National Institute of Infectious Disease and Vaccinology Director Liao Ching-len explains the functions of a prototype COVID-19 rapid diagnostic tool in Taipei on 8 April 2020.
Based on findings from previous studies on the SARS epidemic, the NHRI in collaboration with the National Defense Medical Center discovered that SARS antigens could also be used to test for the coronavirus, reported.
The NHRI and the center’s Institute of Preventive Medicine used SARS-CoV antibodies produced during the SARS outbreak in 2003 and picked out one that can identify SARS-CoV-2, which causes COVID-19, to develop the rapid test kit.
The test works by placing a specimen taken from the mouth or nose onto a test strip, which siphons the specimen toward the antibodies on the strip, NHRI National Institute of Infectious Disease and Vaccinology Director Liao Ching-len said. The secretions placed in a test kit containing coronavirus antibodies cling to the virus.

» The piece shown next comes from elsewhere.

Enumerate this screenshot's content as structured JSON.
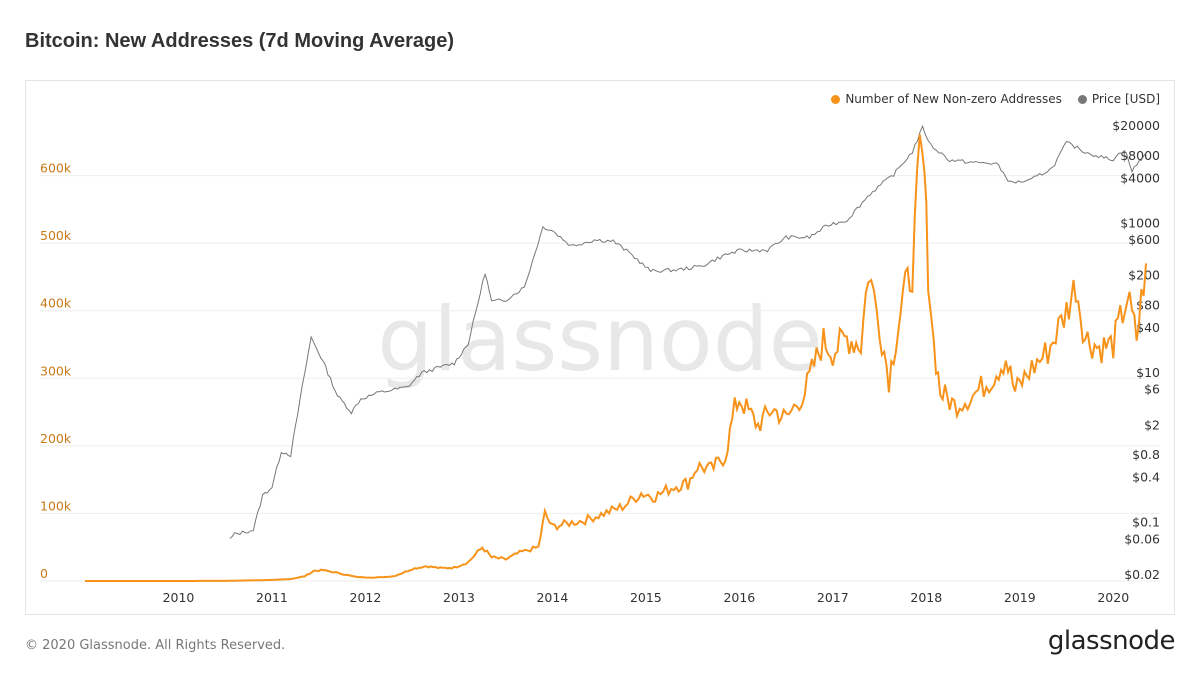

As researchers have identified the coronavirus’ spike protein, if the specimen contains SARS-CoV-2, the spike protein would be caught by the antibody and two lines would appear on the test strip, indicating a positive result. The result is interpreted similarly to the pregnancy test; one line means negative and two lines mean positive.
The prototype has been proven to avoid cross-reaction with other viruses, including human coronaviruses OC43, 229E and NL63; adenoviruses; respiratory syncytial virus; type A influenza viruses H1N1, H5N1 and H7N9; and enterovirus 71, NHRI National Institute of Infectious Disease and Vaccinology Director Liao Ching-len said.
The prototype is not meant to replace the real-time reverse transcription-polymerase chain reaction test, which is currently being used for diagnosis, he said, adding that they hope the rapid test will be used as a complementary measure to allow hospitals to screen patients rapidly and sort them, Liao added.
The nasal swab test would be less costly to produce than a nucleic acid test and could be widely used at clinics and hospitals for a quick diagnosis. This would contribute to early intervention and prompt quarantine measures before suspected patients’ symptoms get worse while reducing the risk of additional infections, NHRI Vice President Sytwu Huey-kang stated.
The diagnostic test still needs to undergo multiple screening to ensure accuracy and to be ready for clinical use. The institute is convening a tender settlement meeting to select interested companies for trial mass production of the kits, Sytwu concluded.
NHRI presented the prototype to pharmaceutical companies on 8 April 2020 in Taipei with the hope to achieve technology transfers and starting mass production. Pharmaceutical companies are expected to join them in refining the prototype and manufacture and release the final product for front line disease prevention.
NHRI President Liang Kung-yee said that the Food and Drug Administration has also launched a scheme, which grants permission for clinical trials and mass production at the same time, to shorten the duration required for a product to hit the market. If the procedures go smoothly, the test kit could be out in three months, Liang said.